A storm moves through San Antonio and nearly 40,000 households go dark. Roads close. CPS Energy's outage map lights up like a rash across the city. This is not a once-a-decade event. This is June in Texas.

A report this week from Hindustan Times documented the outage and road closures, framing it as a news update. What it didn't frame is the pattern: South Texas storms during late spring and early summer routinely knock out power at this scale, and the window between "the storm is here" and "power is restored" can stretch from hours to days depending on where your transformer sits in the repair queue.

What's actually changing

The grid itself is a separate, longer conversation. What matters at the household level right now is simpler: Texas storms in June arrive fast, hit hard, and leave behind a combination of downed lines, flooded roads, and heat that turns a 24-hour outage into a genuine health problem. The road closure component of the San Antonio event is underreported in most storm coverage. When roads close, utility crews slow down. When crews slow down, your neighborhood moves further back on the restoration list.

CPS Energy serves the San Antonio metro. ERCOT manages the broader Texas grid. Neither agency controls where a tree falls on a distribution line at 10 p.m. on a Wednesday. The 2021 winter storm drew national attention to large-scale grid failure. Summer convective storms — the fast-moving, lightning-heavy systems that roll through the I-35 corridor — are quieter failures, but they happen more often and they happen when outdoor heat is already dangerous.

A household without power for 18 hours in June, in Texas, is not a minor inconvenience. It's a medication storage problem, a food safety problem, and for elderly or medically vulnerable residents, a genuine safety problem.

What we'd actually do

Know your personal restoration tier before the next storm, not during it. CPS Energy and other Texas utilities publish outage maps, but they don't tell you whether your block has underground lines or overhead distribution, or whether your transformer serves 8 homes or 80. Call your utility's non-emergency line when it's calm and ask. Smaller feeder lines serving fewer customers are often restored last. That changes your planning horizon from "probably a few hours" to "possibly a full day or more."

Treat your refrigerator and freezer as a timed asset, not a given. A full, undisturbed freezer holds safe temperature for roughly 48 hours; a half-full one, about 24. A refrigerator holds safe temperature for about four hours after power loss. Write those numbers on a sticky note inside the freezer door right now. If your household has insulin, certain biologics, or other temperature-sensitive medication, those timelines are much shorter and the stakes are much higher — plan for a hard-sided cooler with ice as a first response, not a last resort.
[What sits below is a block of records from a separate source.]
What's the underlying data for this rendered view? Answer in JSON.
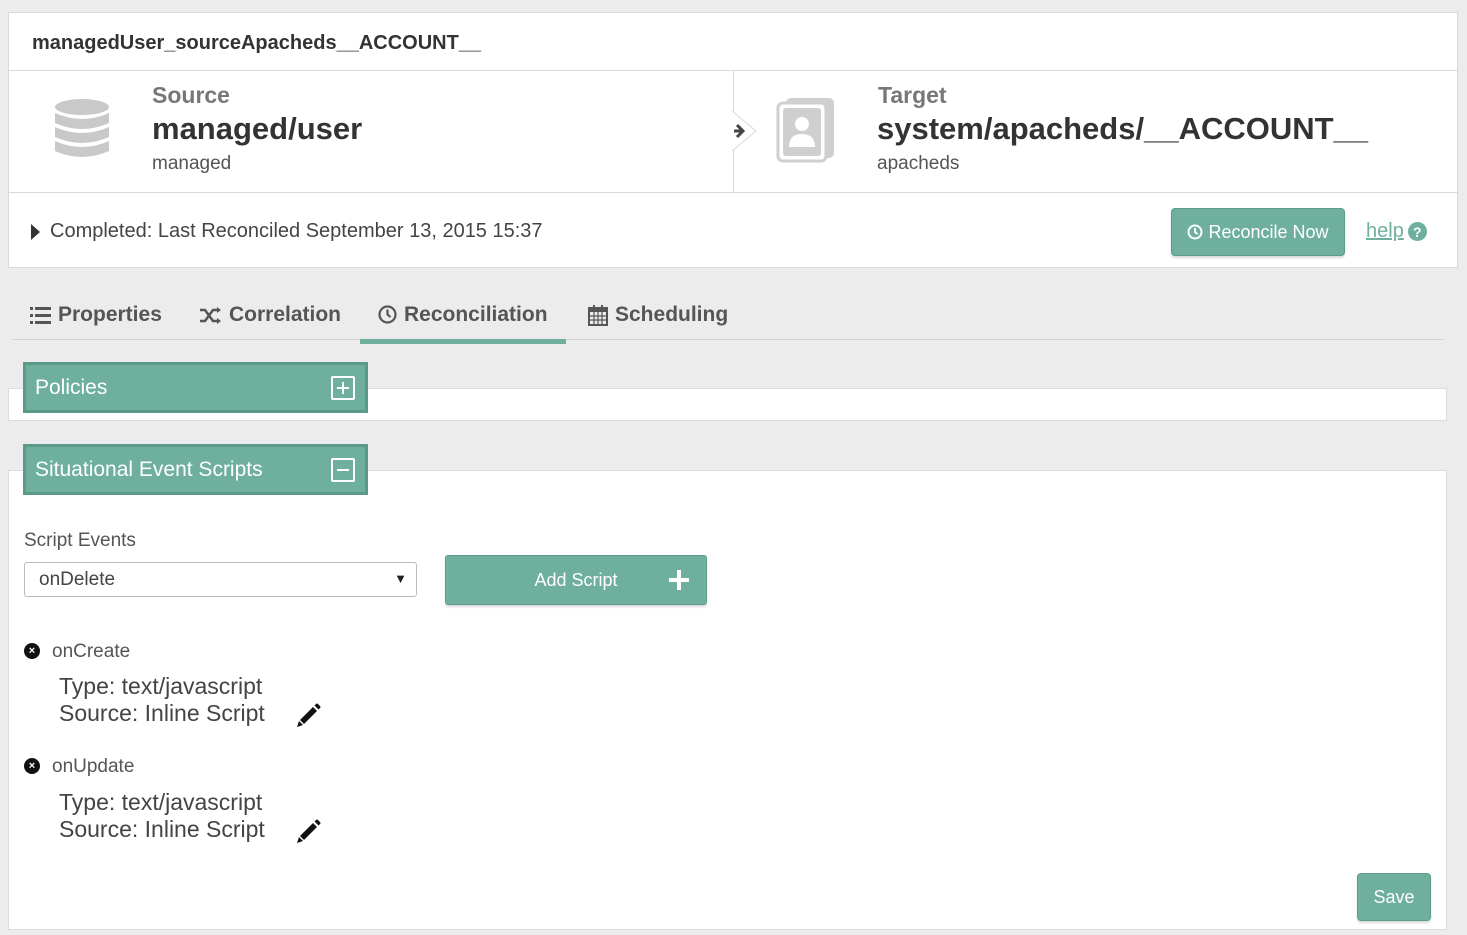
{
  "mapping": {
    "title": "managedUser_sourceApacheds__ACCOUNT__",
    "source": {
      "label": "Source",
      "name": "managed/user",
      "type": "managed",
      "icon": "database-icon"
    },
    "target": {
      "label": "Target",
      "name": "system/apacheds/__ACCOUNT__",
      "type": "apacheds",
      "icon": "contact-card-icon"
    },
    "status": "Completed: Last Reconciled September 13, 2015 15:37",
    "reconcile_label": "Reconcile Now",
    "help_label": "help"
  },
  "tabs": [
    {
      "label": "Properties",
      "icon": "list-icon"
    },
    {
      "label": "Correlation",
      "icon": "shuffle-icon"
    },
    {
      "label": "Reconciliation",
      "icon": "clock-icon",
      "active": true
    },
    {
      "label": "Scheduling",
      "icon": "calendar-icon"
    }
  ],
  "policies": {
    "title": "Policies",
    "expanded": false
  },
  "situational": {
    "title": "Situational Event Scripts",
    "expanded": true,
    "script_events_label": "Script Events",
    "selected_event": "onDelete",
    "add_script_label": "Add Script",
    "scripts": [
      {
        "event": "onCreate",
        "type": "Type: text/javascript",
        "source": "Source: Inline Script"
      },
      {
        "event": "onUpdate",
        "type": "Type: text/javascript",
        "source": "Source: Inline Script"
      }
    ]
  },
  "save_label": "Save",
  "colors": {
    "accent": "#6faf9e",
    "accent_border": "#5a9a89",
    "background": "#ececec"
  }
}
Build a 72-hour no-grid scenario into your household budget this summer. This doesn't mean a generator for every family (though a small inverter generator runs about $500–$700 and handles a window AC unit, a refrigerator, and device charging). It means: three days of food that doesn't require cooking or refrigeration, a manual can opener, a battery or hand-crank weather radio tuned to a San Antonio or regional NOAA station, and a car charger for phones. Total cost for the non-generator version of this kit is under $100 if you shop deliberately over the next two weeks.
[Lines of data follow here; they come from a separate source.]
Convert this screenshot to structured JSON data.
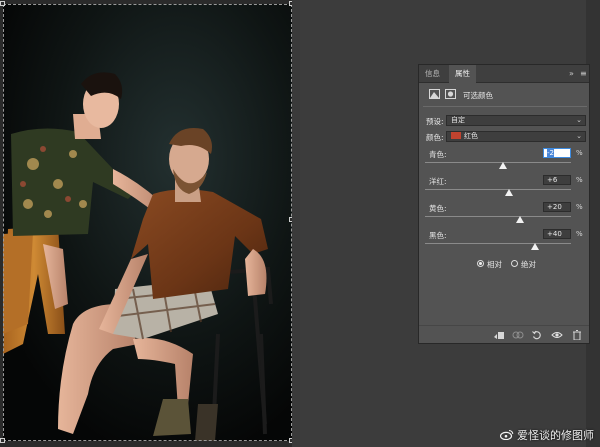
{
  "panel": {
    "tabs": [
      "信息",
      "属性"
    ],
    "active_tab": "属性",
    "menu_glyphs": {
      "collapse": "»",
      "menu": "≡"
    },
    "title": "可选颜色",
    "preset_label": "预设:",
    "preset_value": "自定",
    "colors_label": "颜色:",
    "colors_value": "红色",
    "color_swatch": "#c1432f",
    "sliders": [
      {
        "label": "青色:",
        "value": "-2",
        "unit": "%",
        "position": -2,
        "active": true
      },
      {
        "label": "洋红:",
        "value": "+6",
        "unit": "%",
        "position": 6,
        "active": false
      },
      {
        "label": "黄色:",
        "value": "+20",
        "unit": "%",
        "position": 20,
        "active": false
      },
      {
        "label": "黑色:",
        "value": "+40",
        "unit": "%",
        "position": 40,
        "active": false
      }
    ],
    "method": {
      "relative": "相对",
      "absolute": "绝对",
      "selected": "relative"
    },
    "footer_icons": [
      "clip-to-layer-icon",
      "view-previous-icon",
      "reset-icon",
      "visibility-icon",
      "trash-icon"
    ]
  },
  "watermark": {
    "text": "爱怪谈的修图师"
  }
}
Identify your household's single highest-risk outage factor and solve only that first. A family with a medically dependent member who needs powered equipment has a different priority than a household with no special vulnerabilities. Don't buy a generator because a neighbor has one. Buy one — or don't — based on what your actual exposure is. Cooling is the baseline Texas risk. Everything else is secondary.

Save the CPS Energy outage map URL to your phone's home screen now. During an active storm, their website slows under traffic load. Having the direct map URL bookmarked, and knowing how to navigate it without a full page load, saves real time when you're trying to assess whether your block is even in the restoration queue yet.

The bigger picture

San Antonio's outage will be repaired. Most of them are. The goal isn't to prevent every disruption — it's to make sure a disruption doesn't become a crisis. Texas summers don't get easier, and the storms that knock out power are not anomalies on the calendar. They're scheduled inconveniences. Treat them that way: plan before June, revisit before August, and don't wait for the next outage map to light up before you figure out what your household actually needs.

Durability is just readiness practiced before it's necessary.